19.Mission Hill (1999-2002, 13 episodes)
Ever since "The Simpsons" became a hit there has been an effort to create the next successful animated series. Well, it looks like "Family Guy" may have ultimately won that fight, but it wasn't for lack of trying on the part of other shows. "Mission Hill" is one of the few good ones which shouldn't have been canceled, but it is also very much a product of the late-1990s which makes it either feel "dated" or "nostalgic," depending on your perspective. There were a bunch of episodes in progress when it got canceled, for which "animatics" and scripts exist. You can find out more about that at and about the DVD release.

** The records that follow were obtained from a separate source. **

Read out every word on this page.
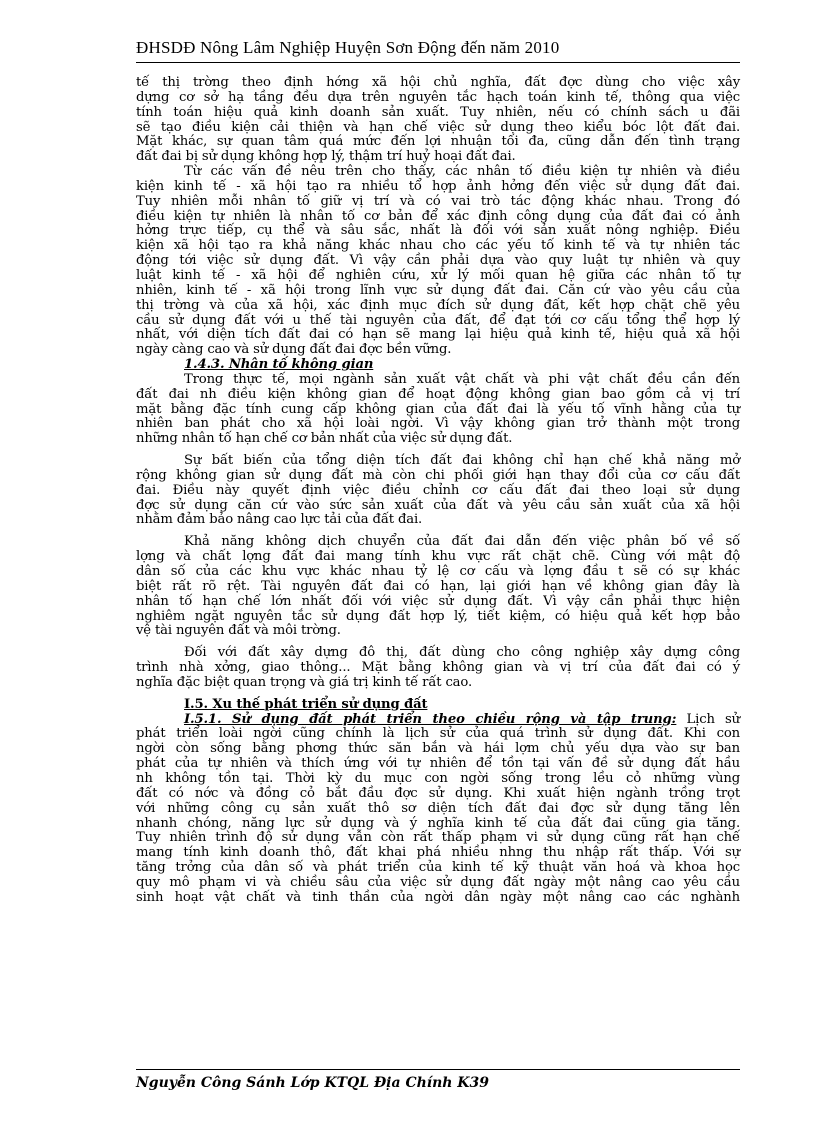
ĐHSDĐ Nông Lâm Nghiệp Huyện Sơn Động đến năm 2010
tế thị trờng theo định hớng xã hội chủ nghĩa, đất đợc dùng cho việc xây
dựng cơ sở hạ tầng đều dựa trên nguyên tắc hạch toán kinh tế, thông qua việc
tính toán hiệu quả kinh doanh sản xuất. Tuy nhiên, nếu có chính sách u đãi
sẽ tạo điều kiện cải thiện và hạn chế việc sử dụng theo kiểu bóc lột đất đai.
Mặt khác, sự quan tâm quá mức đến lợi nhuận tối đa, cũng dẫn đến tình trạng
đất đai bị sử dụng không hợp lý, thậm trí huỷ hoại đất đai.
Từ các vấn đề nêu trên cho thấy, các nhân tố điều kiện tự nhiên và điều
kiện kinh tế - xã hội tạo ra nhiều tổ hợp ảnh hởng đến việc sử dụng đất đai.
Tuy nhiên mỗi nhân tố giữ vị trí và có vai trò tác động khác nhau. Trong đó
điều kiện tự nhiên là nhân tố cơ bản để xác định công dụng của đất đai có ảnh
hởng trực tiếp, cụ thể và sâu sắc, nhất là đối với sản xuất nông nghiệp. Điều
kiện xã hội tạo ra khả năng khác nhau cho các yếu tố kinh tế và tự nhiên tác
động tới việc sử dụng đất. Vì vậy cần phải dựa vào quy luật tự nhiên và quy
luật kinh tế - xã hội để nghiên cứu, xử lý mối quan hệ giữa các nhân tố tự
nhiên, kinh tế - xã hội trong lĩnh vực sử dụng đất đai. Căn cứ vào yêu cầu của
thị trờng và của xã hội, xác định mục đích sử dụng đất, kết hợp chặt chẽ yêu
cầu sử dụng đất với u thế tài nguyên của đất, để đạt tới cơ cấu tổng thể hợp lý
nhất, với diện tích đất đai có hạn sẽ mang lại hiệu quả kinh tế, hiệu quả xã hội
ngày càng cao và sử dụng đất đai đợc bền vững.
1.4.3. Nhân tố không gian
Trong thực tế, mọi ngành sản xuất vật chất và phi vật chất đều cần đến
đất đai nh điều kiện không gian để hoạt động không gian bao gồm cả vị trí
mặt bằng đặc tính cung cấp không gian của đất đai là yếu tố vĩnh hằng của tự
nhiên ban phát cho xã hội loài ngời. Vì vậy không gian trở thành một trong
những nhân tố hạn chế cơ bản nhất của việc sử dụng đất.
Sự bất biến của tổng diện tích đất đai không chỉ hạn chế khả năng mở
rộng không gian sử dụng đất mà còn chi phối giới hạn thay đổi của cơ cấu đất
đai. Điều này quyết định việc điều chỉnh cơ cấu đất đai theo loại sử dụng
đợc sử dụng căn cứ vào sức sản xuất của đất và yêu cầu sản xuất của xã hội
nhằm đảm bảo nâng cao lực tải của đất đai.
Khả năng không dịch chuyển của đất đai dẫn đến việc phân bố về số
lợng và chất lợng đất đai mang tính khu vực rất chặt chẽ. Cùng với mật độ
dân số của các khu vực khác nhau tỷ lệ cơ cấu và lợng đầu t sẽ có sự khác
biệt rất rõ rệt. Tài nguyên đất đai có hạn, lại giới hạn về không gian đây là
nhân tố hạn chế lớn nhất đối với việc sử dụng đất. Vì vậy cần phải thực hiện
nghiêm ngặt nguyên tắc sử dụng đất hợp lý, tiết kiệm, có hiệu quả kết hợp bảo
vệ tài nguyên đất và môi trờng.
Đối với đất xây dựng đô thị, đất dùng cho công nghiệp xây dựng công
trình nhà xởng, giao thông... Mặt bằng không gian và vị trí của đất đai có ý
nghĩa đặc biệt quan trọng và giá trị kinh tế rất cao.
I.5. Xu thế phát triển sử dụng đất
I.5.1. Sử dụng đất phát triển theo chiều rộng và tập trung: Lịch sử
phát triển loài ngời cũng chính là lịch sử của quá trình sử dụng đất. Khi con
ngời còn sống bằng phơng thức săn bắn và hái lợm chủ yếu dựa vào sự ban
phát của tự nhiên và thích ứng với tự nhiên để tồn tại vấn đề sử dụng đất hầu
nh không tồn tại. Thời kỳ du mục con ngời sống trong lều cỏ những vùng
đất có nớc và đồng cỏ bắt đầu đợc sử dụng. Khi xuất hiện ngành trồng trọt
với những công cụ sản xuất thô sơ diện tích đất đai đợc sử dụng tăng lên
nhanh chóng, năng lực sử dụng và ý nghĩa kinh tế của đất đai cũng gia tăng.
Tuy nhiên trình độ sử dụng vẫn còn rất thấp phạm vi sử dụng cũng rất hạn chế
mang tính kinh doanh thô, đất khai phá nhiều nhng thu nhập rất thấp. Với sự
tăng trởng của dân số và phát triển của kinh tế kỹ thuật văn hoá và khoa học
quy mô phạm vi và chiều sâu của việc sử dụng đất ngày một nâng cao yêu cầu
sinh hoạt vật chất và tinh thần của ngời dân ngày một nâng cao các nghành
Nguyễn Công Sánh Lớp KTQL Địa Chính K39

20. Surface (2005-2006, 15 episodes)
Originally intended as a mini-series, ok ratings caused NBC to expand it. Which sucks because, had it been left as a mini-series we'd probably have a self-contained story instead of the cliff-hanger ending we got that will NEVER be resolved. As noted, the ratings were ok and NBC heavily promoted this show, even re-aired episodes on the Sci-Fi Channel so people could catch up on episodes they'd missed. But they ultimately killed it anyway. It would be nice if they'd at least tie it up with a TV movie or a Sci-Fi "original picture," but for now all we've got is the DVD release.